This past Valentine's Day was my most memorable. Bobby and I have never really celebrated the holiday, aside from our yearly tradition of buying discounted candy the day afterwards. We didn't even do that this year, since Bobby is trying to lose some weight. (Trying to lose weight is not a phrase loaded with positive reinforcement. I'd say Bobby has lost some weight after some dieting and exercise, but he wants to lose some more).

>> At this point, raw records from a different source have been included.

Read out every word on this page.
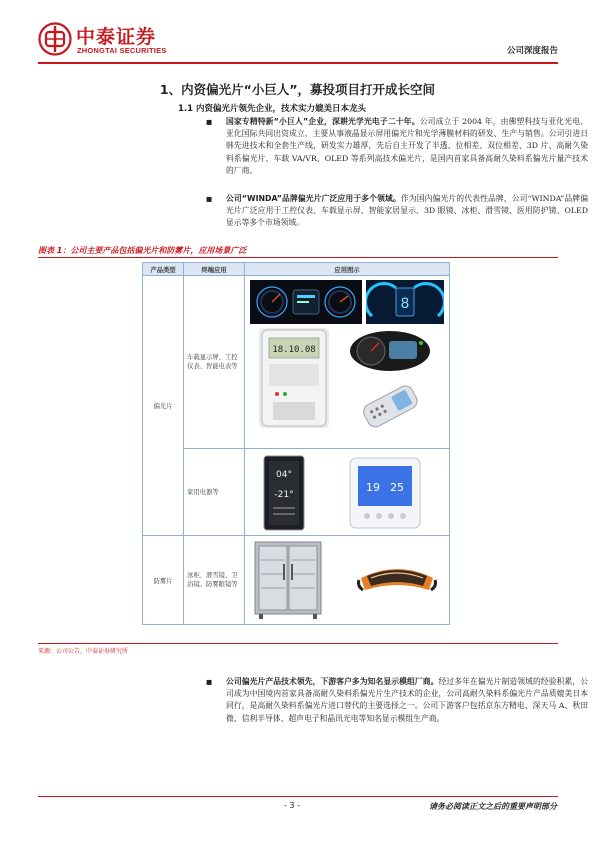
中泰证券
ZHONGTAI SECURITIES	公司深度报告
1、内资偏光片“小巨人”，募投项目打开成长空间
1.1 内资偏光片领先企业，技术实力媲美日本龙头
■ 国家专精特新“小巨人”企业，深耕光学光电子二十年。公司成立于 2004 年，由佛塑科技与亚化光电、亚化国际共同出资成立，主要从事液晶显示屏用偏光片和光学薄膜材料的研发、生产与销售。公司引进日韩先进技术和全套生产线，研发实力雄厚，先后自主开发了半透、位相差、双位相差、3D 片、高耐久染料系偏光片、车载 VA/VR、OLED 等系列高技术偏光片，是国内首家具备高耐久染料系偏光片量产技术的厂商。
■ 公司“WINDA”品牌偏光片广泛应用于多个领域。作为国内偏光片的代表性品牌，公司“WINDA”品牌偏光片广泛应用于工控仪表、车载显示屏、智能家居显示、3D 眼镜、冰柜、滑雪镜、医用防护镜、OLED 显示等多个市场领域。
图表 1：公司主要产品包括偏光片和防雾片，应用场景广泛
产品类型	终端应用	应用图示
偏光片	车载显示屏、工控仪表、智能电表等	8
18.10.08

	家用电器等	04°
-21°
19 25

防雾片	冰柜、滑雪镜、卫浴镜、防雾眼镜等	
来源：公司公告，中泰证券研究所
■ 公司偏光片产品技术领先，下游客户多为知名显示模组厂商。经过多年在偏光片制造领域的经验积累，公司成为中国境内首家具备高耐久染料系偏光片生产技术的企业，公司高耐久染料系偏光片产品质媲美日本同行，是高耐久染料系偏光片进口替代的主要选择之一。公司下游客户包括京东方精电、深天马 A、秋田微、信利半导体、超声电子和晶讯光电等知名显示模组生产商。
- 3 -	请务必阅读正文之后的重要声明部分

When I got up that morning and headed for the kitchen, I was completely surprised to see a panorama of snowflakes. Snow was not on the forecast. I am beginning to think that snow is so spontaneous and enigmatic that meteorologists often can't predict it. It's just too damn magical. It snowed through the workday, and I begrudgingly scraped my car to go to a meeting, and again when I left. A lot of Koreans did not go to work, as was evident when we went home early. There were about eight inches of powdery snow on the ground, and Koreans were everywhere trying to scrape it from the roads and sidewalks. Some were using shovels, some just had long boards. There was a festival atmosphere, with some young people taking breaks to slide down the hill on shovels. I guess over here scraping side roads is a neighborhood job. Bobby and I furtively watched from our house, feeling too much like outsiders to join. I eventually took the dog to the mountain, but only after I left Bobby with the camera and ordered him to take some pictures. When I got to our untouched path, I was very sorry I didn't have the camera. Deep, powdery snow in the woods has a beauty that I can't describe. Maya was ecstatic, and bounded through the snow like a maniac, pausing to take mouthfuls of it. I marched along behind, chanting, “whose woods these are I think I know, his house is in the village though, he will not see me stopping here, to watch his woods fill up with snow.” Occasionally I slipped and fell, landing in a deep cushion of snow and laughing.
As a working woman who no longer lives in the south, snow has lost some of the magic it once had. Having to slide to work, trudge through half melted sludge, scrape my windshield, and get my feet wet makes snow my frenenemy. It's good to know that deep, powdery snow still holds the appeal to me that it did in my childhood.